I love dinosaurs. It’s one of those themes that will always make me filled with the wonder of childhood. I still can’t believe I had the feature my music in this educational short of the Museum of Victoria (Australia). Another great project thanks to Kingtide Films.
Alexis Grey Hildreth and I collaborated on another video and I couldn’t be happier to finally share it. I gave him complete control to pull imagery from whichever song called to him from my upcoming album, Fantasy Themes Vol 1. He chose “The Heavens Rained Stones.” This song was originally inspired by an episode of Star Trek Enterprise that explores the perception of time, but the titular imagery can be found even in the most grounded works, such as Ken Loach’s “Raining Stones.” When i first saw the finished video I was shocked by how it weaves mystical and historical images to supernatural effect. This was exactly what I was trying to achieve with this song musically, by juxtaposing shimmering spectral strings and traditional waltz rhythms. I guess this why Alexis and I have been making art together off and on for 15+ years. Keep on dreaming all you starchildren out there! Fantasy Themes Vol. 1 is releasing Friday December 4th exclusively on Illuminated Paths.

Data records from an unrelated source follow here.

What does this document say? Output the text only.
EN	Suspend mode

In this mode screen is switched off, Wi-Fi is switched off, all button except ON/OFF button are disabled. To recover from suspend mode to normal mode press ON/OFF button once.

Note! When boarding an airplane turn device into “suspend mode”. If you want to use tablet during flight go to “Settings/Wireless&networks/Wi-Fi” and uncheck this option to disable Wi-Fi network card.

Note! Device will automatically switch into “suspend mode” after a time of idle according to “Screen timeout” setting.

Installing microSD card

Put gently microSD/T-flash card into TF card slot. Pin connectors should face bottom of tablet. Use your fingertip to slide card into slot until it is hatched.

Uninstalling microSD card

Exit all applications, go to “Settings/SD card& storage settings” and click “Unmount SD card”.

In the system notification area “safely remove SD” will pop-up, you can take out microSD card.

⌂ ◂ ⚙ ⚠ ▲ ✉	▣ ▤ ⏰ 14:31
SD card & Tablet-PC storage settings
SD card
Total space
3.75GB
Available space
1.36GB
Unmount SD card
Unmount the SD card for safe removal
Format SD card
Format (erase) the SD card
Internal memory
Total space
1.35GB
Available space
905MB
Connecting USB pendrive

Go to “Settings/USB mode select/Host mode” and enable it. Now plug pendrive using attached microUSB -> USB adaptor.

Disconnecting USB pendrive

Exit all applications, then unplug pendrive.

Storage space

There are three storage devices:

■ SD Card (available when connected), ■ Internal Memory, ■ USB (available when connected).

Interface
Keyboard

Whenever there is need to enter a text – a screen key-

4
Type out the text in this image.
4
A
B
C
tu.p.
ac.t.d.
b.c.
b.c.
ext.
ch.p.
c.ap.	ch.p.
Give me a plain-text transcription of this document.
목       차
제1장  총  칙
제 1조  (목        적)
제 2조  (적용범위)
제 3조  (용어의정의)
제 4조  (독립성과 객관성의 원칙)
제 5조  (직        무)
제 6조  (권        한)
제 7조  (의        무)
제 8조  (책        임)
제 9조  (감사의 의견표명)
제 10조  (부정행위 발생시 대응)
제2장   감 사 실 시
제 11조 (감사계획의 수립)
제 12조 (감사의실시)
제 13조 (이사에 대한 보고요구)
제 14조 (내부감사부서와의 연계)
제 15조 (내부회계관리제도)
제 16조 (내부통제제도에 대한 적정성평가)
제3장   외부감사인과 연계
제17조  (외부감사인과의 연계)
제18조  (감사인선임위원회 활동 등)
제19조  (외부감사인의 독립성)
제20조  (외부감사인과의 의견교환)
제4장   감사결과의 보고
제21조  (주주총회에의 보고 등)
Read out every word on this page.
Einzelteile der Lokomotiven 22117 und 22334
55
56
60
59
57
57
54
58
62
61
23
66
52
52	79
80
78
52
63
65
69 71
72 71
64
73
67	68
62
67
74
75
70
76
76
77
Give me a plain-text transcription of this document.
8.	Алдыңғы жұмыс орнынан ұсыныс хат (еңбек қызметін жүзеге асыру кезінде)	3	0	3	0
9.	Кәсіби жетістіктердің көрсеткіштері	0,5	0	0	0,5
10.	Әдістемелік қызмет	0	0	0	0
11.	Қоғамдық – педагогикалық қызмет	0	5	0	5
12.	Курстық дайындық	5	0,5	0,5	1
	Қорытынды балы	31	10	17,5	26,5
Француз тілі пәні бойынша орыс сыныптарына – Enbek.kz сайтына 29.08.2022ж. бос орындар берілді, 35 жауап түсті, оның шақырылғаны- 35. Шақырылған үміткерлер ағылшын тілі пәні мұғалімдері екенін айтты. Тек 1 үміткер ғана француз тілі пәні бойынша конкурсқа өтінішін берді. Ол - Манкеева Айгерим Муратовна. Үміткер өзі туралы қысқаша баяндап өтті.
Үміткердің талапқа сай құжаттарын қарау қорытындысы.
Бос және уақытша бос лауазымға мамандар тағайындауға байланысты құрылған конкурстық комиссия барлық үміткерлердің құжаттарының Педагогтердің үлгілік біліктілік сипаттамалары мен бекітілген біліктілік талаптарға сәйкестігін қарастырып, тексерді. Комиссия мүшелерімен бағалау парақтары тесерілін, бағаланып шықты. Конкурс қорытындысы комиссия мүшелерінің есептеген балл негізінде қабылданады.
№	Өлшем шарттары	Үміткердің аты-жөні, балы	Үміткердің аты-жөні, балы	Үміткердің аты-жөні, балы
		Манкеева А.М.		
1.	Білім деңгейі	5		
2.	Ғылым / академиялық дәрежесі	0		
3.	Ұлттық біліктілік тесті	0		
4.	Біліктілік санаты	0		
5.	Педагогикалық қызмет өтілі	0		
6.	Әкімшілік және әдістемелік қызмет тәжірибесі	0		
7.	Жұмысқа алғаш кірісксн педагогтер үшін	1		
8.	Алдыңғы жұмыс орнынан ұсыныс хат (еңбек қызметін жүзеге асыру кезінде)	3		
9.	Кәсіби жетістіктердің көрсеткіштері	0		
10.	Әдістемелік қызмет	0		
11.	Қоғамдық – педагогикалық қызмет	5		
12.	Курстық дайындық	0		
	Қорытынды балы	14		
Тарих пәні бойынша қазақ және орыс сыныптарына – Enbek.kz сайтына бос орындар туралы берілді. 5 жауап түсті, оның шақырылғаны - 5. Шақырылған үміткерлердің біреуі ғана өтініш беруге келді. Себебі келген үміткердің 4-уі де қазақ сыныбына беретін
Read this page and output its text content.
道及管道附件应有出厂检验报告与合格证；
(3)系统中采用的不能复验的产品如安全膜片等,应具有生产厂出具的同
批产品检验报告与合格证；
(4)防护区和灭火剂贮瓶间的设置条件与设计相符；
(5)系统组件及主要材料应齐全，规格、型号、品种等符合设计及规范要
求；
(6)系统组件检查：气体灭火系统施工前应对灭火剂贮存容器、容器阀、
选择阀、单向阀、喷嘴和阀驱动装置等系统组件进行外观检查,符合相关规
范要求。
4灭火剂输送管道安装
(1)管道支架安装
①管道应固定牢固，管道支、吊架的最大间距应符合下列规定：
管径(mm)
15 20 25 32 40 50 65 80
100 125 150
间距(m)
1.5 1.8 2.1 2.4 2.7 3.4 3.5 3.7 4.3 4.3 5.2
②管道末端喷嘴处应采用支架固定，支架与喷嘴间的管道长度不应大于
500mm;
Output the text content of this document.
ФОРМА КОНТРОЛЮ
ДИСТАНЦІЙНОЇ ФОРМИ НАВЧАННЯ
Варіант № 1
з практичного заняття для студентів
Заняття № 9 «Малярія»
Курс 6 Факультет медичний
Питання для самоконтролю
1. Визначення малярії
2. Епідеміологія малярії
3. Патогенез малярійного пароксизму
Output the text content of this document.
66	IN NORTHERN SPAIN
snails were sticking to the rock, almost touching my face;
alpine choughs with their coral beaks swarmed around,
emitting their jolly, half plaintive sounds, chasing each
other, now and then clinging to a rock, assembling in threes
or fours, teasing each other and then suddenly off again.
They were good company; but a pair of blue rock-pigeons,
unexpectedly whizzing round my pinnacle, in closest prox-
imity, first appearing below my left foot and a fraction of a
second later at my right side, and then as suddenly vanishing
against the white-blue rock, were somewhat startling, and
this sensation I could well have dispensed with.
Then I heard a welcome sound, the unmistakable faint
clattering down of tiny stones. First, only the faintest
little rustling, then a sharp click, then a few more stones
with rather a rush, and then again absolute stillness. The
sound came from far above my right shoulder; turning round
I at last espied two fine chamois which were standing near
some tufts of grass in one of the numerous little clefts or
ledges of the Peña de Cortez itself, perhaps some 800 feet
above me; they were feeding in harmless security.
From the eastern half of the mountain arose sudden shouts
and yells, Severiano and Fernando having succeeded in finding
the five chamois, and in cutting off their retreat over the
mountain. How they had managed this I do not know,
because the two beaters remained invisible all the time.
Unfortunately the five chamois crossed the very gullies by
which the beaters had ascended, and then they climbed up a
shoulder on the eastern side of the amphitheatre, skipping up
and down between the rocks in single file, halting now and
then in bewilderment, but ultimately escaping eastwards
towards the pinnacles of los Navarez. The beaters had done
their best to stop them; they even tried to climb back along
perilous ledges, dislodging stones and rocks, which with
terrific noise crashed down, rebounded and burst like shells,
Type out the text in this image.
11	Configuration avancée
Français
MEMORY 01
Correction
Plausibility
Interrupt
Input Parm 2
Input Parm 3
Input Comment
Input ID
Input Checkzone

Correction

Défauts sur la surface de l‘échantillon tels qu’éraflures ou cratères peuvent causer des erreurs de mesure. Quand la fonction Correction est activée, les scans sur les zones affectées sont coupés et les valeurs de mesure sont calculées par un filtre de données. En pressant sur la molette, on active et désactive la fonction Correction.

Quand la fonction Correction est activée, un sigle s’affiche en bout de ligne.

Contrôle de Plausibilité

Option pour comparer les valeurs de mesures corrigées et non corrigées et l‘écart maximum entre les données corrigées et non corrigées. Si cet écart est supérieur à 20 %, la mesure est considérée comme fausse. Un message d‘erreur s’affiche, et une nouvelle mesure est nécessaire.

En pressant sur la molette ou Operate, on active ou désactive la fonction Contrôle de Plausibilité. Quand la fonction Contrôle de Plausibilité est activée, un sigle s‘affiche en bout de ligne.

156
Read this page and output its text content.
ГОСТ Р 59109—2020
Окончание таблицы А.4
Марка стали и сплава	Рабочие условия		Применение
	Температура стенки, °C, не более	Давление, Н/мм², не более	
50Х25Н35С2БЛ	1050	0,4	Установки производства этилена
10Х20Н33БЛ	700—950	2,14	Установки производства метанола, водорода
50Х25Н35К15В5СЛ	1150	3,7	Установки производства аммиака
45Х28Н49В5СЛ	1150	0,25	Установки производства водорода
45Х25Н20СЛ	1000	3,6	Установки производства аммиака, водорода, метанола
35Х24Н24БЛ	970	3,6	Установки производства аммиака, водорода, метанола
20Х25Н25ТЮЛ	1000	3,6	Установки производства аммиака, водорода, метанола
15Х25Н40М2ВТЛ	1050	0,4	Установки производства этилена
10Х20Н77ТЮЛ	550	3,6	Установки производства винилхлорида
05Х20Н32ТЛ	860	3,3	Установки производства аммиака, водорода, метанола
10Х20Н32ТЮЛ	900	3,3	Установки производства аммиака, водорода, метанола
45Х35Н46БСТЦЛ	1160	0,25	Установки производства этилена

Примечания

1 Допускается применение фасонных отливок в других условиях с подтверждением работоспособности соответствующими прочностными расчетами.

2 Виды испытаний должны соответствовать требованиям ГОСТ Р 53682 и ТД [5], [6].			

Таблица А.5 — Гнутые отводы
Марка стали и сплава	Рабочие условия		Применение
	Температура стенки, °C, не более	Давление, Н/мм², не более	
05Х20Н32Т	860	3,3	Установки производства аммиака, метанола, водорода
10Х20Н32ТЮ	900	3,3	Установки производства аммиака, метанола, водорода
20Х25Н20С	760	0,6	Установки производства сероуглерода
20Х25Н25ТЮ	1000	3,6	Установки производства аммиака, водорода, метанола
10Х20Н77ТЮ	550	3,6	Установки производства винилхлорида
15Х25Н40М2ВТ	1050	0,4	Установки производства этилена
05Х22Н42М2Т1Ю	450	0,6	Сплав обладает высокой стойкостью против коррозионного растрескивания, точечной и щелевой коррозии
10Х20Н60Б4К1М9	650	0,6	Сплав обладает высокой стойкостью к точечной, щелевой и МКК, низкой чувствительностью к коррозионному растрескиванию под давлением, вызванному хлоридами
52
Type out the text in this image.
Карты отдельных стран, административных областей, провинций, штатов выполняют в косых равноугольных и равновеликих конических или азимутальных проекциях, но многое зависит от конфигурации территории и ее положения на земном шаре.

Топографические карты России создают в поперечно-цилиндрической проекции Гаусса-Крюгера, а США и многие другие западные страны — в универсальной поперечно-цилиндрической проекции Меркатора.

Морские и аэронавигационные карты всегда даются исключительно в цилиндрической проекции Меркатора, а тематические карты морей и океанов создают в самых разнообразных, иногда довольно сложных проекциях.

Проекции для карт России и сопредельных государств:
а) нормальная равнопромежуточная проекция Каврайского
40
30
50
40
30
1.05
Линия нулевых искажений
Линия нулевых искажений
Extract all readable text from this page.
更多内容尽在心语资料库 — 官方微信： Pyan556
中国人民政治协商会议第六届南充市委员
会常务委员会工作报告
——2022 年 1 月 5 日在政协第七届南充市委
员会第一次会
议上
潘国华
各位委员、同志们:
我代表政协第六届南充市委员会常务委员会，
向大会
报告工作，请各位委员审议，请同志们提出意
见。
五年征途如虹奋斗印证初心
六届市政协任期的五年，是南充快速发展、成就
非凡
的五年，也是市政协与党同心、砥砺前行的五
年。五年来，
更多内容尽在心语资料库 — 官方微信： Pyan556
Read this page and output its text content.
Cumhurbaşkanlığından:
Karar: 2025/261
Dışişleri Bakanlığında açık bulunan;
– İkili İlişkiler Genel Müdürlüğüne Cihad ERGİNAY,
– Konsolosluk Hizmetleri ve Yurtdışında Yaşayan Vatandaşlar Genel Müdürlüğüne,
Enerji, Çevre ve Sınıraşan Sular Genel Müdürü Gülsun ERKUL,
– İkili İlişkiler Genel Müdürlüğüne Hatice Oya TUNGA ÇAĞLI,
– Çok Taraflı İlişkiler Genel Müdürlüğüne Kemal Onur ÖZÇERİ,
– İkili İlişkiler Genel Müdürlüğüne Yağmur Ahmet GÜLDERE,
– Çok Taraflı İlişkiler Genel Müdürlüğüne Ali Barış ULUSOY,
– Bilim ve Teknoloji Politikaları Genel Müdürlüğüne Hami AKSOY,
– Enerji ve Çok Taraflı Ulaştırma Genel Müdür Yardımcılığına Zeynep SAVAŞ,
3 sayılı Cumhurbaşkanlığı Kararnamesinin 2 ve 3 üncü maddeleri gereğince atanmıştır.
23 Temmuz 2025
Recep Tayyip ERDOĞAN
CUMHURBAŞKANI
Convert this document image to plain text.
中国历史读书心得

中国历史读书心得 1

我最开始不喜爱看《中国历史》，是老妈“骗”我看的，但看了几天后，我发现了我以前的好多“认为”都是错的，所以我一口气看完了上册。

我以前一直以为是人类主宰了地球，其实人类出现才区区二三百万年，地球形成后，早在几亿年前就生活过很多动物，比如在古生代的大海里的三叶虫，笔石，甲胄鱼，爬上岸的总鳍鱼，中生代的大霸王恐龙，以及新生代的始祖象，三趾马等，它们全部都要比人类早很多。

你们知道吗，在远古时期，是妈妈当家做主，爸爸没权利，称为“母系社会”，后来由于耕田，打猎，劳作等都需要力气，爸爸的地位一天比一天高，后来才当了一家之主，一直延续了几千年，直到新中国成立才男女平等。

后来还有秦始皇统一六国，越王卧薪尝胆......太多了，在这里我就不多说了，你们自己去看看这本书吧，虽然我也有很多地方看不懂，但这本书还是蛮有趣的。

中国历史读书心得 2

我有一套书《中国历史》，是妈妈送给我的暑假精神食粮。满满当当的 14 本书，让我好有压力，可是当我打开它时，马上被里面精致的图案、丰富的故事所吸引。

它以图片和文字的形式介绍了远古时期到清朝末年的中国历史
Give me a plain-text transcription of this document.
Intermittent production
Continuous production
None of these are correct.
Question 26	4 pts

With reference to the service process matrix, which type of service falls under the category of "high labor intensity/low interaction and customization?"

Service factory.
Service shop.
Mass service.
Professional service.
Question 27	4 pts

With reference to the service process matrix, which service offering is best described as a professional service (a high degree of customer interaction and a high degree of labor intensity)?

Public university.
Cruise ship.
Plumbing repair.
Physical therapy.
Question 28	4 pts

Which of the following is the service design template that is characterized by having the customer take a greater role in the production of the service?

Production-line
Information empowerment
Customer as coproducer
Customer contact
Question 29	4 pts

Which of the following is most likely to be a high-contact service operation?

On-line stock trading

My good friend Alexis Grey Hildreth collaborated with me to bring the song THE GREAT FIREWALL into video format. Alexis is a multidisciplinary artist from the Pacific Northwest. In 2014 he received a BFA from Emily Carr University of Art and Design and in 2017 completed an MFA from the University of Waterloo. In 2016 Alexis traveled to England to work with Iain Ball as a recipient of the Keith and Win Shantz Fellowship. Alexis’ work revolves around boundaries, barriers, and thresholds. He is invested in the relationship between internal and external geography, the balance of terror and awe, and with mapping the transition from one state of consciousness into another. Check out his other works here… gozertoast.com
The opening track from the upcoming album P.S. I LOVE YOU, available everywhere on April 18th 2019.